There is a consensus forming about Iraq, and increasingly I suspect that the Democratic party is on the wrong side of it. The consensus is this: though we were certainly the cause of the current instability in the country, the violence is not principally directed towards American forces. In light of that fact, David Ignatius at the Washington Post has this suggestion: military triage.

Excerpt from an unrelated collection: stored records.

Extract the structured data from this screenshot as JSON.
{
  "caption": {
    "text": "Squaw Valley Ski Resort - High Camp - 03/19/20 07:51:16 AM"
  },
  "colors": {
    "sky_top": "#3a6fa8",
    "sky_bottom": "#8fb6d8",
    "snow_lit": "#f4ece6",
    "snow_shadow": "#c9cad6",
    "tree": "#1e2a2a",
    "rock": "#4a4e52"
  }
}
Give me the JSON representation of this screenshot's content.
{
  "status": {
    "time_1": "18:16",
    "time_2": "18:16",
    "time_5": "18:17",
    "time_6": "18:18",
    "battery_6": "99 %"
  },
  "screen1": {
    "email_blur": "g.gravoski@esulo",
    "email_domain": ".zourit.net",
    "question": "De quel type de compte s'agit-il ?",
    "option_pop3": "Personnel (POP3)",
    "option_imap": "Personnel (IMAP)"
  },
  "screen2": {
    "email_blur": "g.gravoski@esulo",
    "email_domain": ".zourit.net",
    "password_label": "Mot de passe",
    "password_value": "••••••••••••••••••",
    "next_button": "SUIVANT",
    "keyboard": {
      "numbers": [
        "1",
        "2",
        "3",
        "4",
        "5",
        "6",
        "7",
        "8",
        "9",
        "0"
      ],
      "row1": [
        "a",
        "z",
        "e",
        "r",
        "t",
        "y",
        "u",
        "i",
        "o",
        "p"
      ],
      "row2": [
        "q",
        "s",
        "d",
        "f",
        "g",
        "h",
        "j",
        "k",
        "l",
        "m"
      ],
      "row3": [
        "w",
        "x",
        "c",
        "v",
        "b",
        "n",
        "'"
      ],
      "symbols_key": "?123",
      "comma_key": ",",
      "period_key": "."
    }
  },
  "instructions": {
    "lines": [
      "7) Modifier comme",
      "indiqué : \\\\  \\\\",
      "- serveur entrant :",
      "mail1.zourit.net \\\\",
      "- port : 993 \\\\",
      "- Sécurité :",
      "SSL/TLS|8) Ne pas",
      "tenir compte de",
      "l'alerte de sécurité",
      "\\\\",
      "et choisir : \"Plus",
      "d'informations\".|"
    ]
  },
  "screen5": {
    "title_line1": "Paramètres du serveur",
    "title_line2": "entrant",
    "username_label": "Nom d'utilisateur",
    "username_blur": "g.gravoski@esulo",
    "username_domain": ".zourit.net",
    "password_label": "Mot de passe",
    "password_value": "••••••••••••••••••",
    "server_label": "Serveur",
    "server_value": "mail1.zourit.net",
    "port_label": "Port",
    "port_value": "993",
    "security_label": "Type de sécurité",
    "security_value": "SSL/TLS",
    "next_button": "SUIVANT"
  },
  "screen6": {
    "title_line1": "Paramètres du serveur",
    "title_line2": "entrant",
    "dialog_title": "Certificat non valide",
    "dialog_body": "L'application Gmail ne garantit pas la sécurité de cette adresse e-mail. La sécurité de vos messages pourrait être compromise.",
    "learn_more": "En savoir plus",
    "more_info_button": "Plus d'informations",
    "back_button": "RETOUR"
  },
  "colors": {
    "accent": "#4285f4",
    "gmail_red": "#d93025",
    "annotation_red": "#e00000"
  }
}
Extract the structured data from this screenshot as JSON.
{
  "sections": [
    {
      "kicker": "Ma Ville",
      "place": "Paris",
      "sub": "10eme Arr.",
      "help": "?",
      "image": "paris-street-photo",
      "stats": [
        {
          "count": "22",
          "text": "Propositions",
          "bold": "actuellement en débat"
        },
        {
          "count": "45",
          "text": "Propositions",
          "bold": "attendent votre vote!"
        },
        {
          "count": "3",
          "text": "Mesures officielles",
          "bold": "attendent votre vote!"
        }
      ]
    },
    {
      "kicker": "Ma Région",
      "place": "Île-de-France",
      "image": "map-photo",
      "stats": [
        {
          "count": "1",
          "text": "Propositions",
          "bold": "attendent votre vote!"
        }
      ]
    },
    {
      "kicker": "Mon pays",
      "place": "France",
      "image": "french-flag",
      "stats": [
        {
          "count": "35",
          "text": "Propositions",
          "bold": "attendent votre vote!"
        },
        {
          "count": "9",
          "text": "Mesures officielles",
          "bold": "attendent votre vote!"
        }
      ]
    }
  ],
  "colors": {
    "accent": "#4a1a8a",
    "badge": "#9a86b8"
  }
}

Maybe we should think like firefighters. They try to save every life they can, but they don’t take crazy risks. […] A “firehouse strategy” would make triage decisions. It would deploy U.S. forces so that they aren’t caught in the middle of collapsing walls and blazing timbers. It would emphasize the training of Iraqi forces to fight the blaze. It would build firebreaks so the disaster doesn’t spread to other rooms in the Iraqi house. Most of all, a firehouse strategy would try to keep this sectarian blaze from jumping national boundaries. U.S. and Iraqi troops can create buffers by moving significant forces toward Iraq’s borders
So long as we are not the main targets or causes of violence in the region, we should remain there. So long as we can do more good than harm, we stay to clean up after our incompetent leaders. Scholars of the region agree that the current violence is sectarian, or sometimes simply feudal, in nature, and is not any sort of freedom-fighting or guerrilla-resistance aimed at a foreign occupier. The explosive violence is mostly attributable to warlords and their militias, many of whom use ethnic and religious distinctions to create loyalties, but who nonetheless are fighting for material gains for their in-group, and simply manipulating the larger Sunni/Shiite solidarities and antipathies to find sources of funding and weaponry abroad. They pursue their goals using the techniques of ethnic cleansing: terrorizing and killing the out-groups in order to create homogeneous blocs over which they can exercise their power. These guys will duke it out in Iraq regardless of our presence: their own safety depends on the destruction of their enemies, so for them it’s a fight to the death.